NEW YORK, NY - DECEMBER 13:  A falcon sits perched atop the Statue of Liberty which, remains closed to the public six weeks after Hurricane Sandy on December 13, 2012 in New York City. The storm caused extensive damage to National Park Service facilities on Liberty Island, although the statue itself remained unscathed.

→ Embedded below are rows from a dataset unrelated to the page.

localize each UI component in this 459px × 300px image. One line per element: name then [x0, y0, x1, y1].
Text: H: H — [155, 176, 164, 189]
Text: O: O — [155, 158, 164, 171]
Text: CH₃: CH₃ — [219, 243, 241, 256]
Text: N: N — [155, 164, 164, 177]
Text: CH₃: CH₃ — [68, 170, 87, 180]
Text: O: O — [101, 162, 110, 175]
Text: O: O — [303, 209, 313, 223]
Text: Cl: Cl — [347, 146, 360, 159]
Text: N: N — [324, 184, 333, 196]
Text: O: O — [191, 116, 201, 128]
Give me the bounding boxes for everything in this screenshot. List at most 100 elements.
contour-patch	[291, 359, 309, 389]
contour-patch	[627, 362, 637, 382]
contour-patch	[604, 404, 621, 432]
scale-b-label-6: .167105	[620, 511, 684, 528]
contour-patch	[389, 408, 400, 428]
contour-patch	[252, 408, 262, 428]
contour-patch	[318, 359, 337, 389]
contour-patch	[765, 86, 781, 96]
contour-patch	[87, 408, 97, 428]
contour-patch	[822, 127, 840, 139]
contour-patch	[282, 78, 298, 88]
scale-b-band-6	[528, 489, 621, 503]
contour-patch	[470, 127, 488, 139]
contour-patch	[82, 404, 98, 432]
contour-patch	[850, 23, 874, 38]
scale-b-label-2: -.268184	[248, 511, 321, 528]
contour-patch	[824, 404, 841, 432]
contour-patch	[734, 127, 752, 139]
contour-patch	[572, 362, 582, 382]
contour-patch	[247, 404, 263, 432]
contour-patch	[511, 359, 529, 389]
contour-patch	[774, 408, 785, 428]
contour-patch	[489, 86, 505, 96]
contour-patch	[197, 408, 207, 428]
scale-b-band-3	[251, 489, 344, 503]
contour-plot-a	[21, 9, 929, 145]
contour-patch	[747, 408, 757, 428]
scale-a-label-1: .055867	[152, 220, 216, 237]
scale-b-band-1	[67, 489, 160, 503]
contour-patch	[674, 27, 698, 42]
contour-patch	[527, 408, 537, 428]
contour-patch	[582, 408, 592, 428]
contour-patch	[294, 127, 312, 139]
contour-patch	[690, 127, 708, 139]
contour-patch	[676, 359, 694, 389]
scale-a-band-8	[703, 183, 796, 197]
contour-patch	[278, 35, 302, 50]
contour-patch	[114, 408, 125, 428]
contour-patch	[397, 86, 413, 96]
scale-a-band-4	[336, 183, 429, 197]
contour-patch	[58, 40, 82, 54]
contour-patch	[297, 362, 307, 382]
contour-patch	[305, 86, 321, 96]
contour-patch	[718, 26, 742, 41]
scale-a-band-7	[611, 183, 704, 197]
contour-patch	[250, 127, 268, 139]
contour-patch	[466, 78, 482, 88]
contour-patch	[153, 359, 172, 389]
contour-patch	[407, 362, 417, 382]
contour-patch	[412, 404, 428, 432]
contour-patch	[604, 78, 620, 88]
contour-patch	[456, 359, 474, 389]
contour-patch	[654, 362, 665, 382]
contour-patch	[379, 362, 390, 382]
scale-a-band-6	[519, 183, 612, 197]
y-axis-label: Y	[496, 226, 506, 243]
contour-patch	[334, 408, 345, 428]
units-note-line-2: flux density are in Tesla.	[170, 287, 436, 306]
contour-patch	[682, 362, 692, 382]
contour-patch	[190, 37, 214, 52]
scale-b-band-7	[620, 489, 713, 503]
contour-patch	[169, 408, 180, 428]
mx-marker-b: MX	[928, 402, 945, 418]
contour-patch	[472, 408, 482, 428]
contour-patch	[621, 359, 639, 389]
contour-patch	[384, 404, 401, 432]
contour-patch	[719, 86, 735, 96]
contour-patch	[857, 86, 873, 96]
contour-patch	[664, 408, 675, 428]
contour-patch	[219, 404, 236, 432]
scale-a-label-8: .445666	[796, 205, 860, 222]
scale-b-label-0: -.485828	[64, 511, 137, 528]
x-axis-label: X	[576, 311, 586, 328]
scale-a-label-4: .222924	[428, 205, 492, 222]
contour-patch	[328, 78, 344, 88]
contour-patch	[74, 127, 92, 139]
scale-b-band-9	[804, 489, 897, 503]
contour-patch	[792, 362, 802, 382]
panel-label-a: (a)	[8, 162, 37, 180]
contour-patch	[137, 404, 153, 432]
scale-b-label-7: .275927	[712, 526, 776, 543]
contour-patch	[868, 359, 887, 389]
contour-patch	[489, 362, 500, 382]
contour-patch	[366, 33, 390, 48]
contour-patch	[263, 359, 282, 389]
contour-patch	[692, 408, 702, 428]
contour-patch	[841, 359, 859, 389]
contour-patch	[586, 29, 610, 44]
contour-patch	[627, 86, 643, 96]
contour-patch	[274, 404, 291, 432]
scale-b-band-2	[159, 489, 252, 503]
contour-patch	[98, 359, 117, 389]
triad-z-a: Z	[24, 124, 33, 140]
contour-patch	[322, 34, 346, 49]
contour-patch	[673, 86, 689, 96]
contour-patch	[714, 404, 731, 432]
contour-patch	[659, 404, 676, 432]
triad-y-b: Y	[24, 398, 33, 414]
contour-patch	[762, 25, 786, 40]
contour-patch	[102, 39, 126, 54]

U.S. Secretary of the Interior Ken Salazar toured the island Thursday while visiting the area to see damage caused by the storm.  (Photo by John Moore/Getty Images)
NEW YORK, NY – (Photo by John Moore/Getty Images)
The New Colossus
Not like the brazen giant of Greek fame,
With conquering limbs astride from land to land;
Here at our sea-washed, sunset gates shall stand
A mighty woman with a torch, whose flame
Is the imprisoned lightning, and her name
Mother of Exiles. From her beacon-hand
Glows world-wide welcome; her mild eyes command
The air-bridged harbor that twin cities frame.
“Keep, ancient lands, your storied pomp!” cries she
With silent lips. “Give me your tired, your poor,
Your huddled masses yearning to breathe free,
The wretched refuse of your teeming shore.
Send these, the homeless, tempest-tost to me,
I lift my lamp beside the golden door!”